TECHNOLOGY FOR RAPID EXCHANGE OF SCIENTIFIC INFORMATION VIA THE INTERNET

Author:   R. Daniel Lineberger
Abstract:
The World Wide Web (WWW, or simply the WEB) is the most rapidly growing communication system in use today. Computers with network connections to the Internet can serve and receive files in a hypermedia format, with the result being a graphical user interface to text, photographs, sounds, and motion video. The Web links networked computers of all sizes and types through use of a hypermedia application known as a "browser." Browsers are available for Windows, Macintosh, UNIX, NEXT, and Linux operating systems. Most of the software needed to serve and receive information using this technology is free to educational and non-profit users such as consumers, and readily available by FTP file transfer from many sites on the Internet.
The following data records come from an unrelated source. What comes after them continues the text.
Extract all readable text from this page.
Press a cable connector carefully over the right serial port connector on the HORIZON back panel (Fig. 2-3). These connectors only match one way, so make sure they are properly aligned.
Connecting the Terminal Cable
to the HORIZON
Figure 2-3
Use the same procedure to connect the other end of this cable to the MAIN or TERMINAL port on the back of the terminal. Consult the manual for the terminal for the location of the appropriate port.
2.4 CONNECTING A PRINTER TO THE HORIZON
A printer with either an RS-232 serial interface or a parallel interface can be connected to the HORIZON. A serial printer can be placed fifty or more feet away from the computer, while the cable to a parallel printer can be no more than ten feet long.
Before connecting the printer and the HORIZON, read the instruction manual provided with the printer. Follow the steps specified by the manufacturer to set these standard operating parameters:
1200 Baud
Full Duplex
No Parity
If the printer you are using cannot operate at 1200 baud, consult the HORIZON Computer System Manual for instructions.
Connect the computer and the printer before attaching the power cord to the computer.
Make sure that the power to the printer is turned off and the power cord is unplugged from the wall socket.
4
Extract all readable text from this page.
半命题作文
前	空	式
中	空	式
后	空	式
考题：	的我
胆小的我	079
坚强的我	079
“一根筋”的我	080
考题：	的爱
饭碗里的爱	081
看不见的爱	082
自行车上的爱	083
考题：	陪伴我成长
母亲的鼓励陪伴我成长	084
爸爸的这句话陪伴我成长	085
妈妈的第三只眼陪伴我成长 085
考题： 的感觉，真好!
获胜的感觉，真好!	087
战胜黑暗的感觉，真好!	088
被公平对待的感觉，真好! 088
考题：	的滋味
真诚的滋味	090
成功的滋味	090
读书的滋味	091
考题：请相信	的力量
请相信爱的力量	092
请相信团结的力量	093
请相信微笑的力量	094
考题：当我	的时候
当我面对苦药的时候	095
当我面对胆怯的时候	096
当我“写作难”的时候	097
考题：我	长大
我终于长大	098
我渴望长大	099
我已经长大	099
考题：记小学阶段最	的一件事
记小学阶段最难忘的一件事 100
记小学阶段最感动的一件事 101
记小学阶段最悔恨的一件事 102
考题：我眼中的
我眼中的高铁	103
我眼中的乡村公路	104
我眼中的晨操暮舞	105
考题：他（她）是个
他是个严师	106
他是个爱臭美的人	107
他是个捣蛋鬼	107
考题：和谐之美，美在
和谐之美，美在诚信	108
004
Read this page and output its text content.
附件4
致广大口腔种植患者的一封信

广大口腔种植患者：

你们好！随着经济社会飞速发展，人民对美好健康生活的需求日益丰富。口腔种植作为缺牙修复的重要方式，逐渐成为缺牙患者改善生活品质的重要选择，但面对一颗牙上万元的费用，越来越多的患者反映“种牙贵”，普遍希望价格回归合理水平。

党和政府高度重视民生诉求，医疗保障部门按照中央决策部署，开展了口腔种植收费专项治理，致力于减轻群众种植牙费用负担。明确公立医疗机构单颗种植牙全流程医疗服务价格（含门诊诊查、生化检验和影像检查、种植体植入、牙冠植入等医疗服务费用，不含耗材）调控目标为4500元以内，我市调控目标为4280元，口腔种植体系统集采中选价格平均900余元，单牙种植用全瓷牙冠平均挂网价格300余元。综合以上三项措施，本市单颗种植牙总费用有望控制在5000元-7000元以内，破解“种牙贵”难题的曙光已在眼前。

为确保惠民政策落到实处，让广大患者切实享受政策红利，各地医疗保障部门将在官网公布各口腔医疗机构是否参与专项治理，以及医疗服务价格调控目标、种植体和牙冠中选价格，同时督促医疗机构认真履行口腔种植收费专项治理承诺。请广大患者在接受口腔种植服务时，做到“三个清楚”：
Businesses may need to pay a fee to use the software.

Hypermedia technology allows research-based information related to protected cropping to be disseminated world-wide rapidly and inexpensively, and to audiences that previously had difficulty accessing the information through scholarly journals. There are many applications of the World Wide Web appropriate to multinational research projects. Databases of researchers containing photographs, biographical and professional data could be established to assist the formation of joint research programs. Research results could be published on the Web rapidly, and these data and findings can be viewed by other project participants, project administrators, funding agencies, and those who directly benefit from the information, e.g., farmers, growers, retailers, educators, and consumers.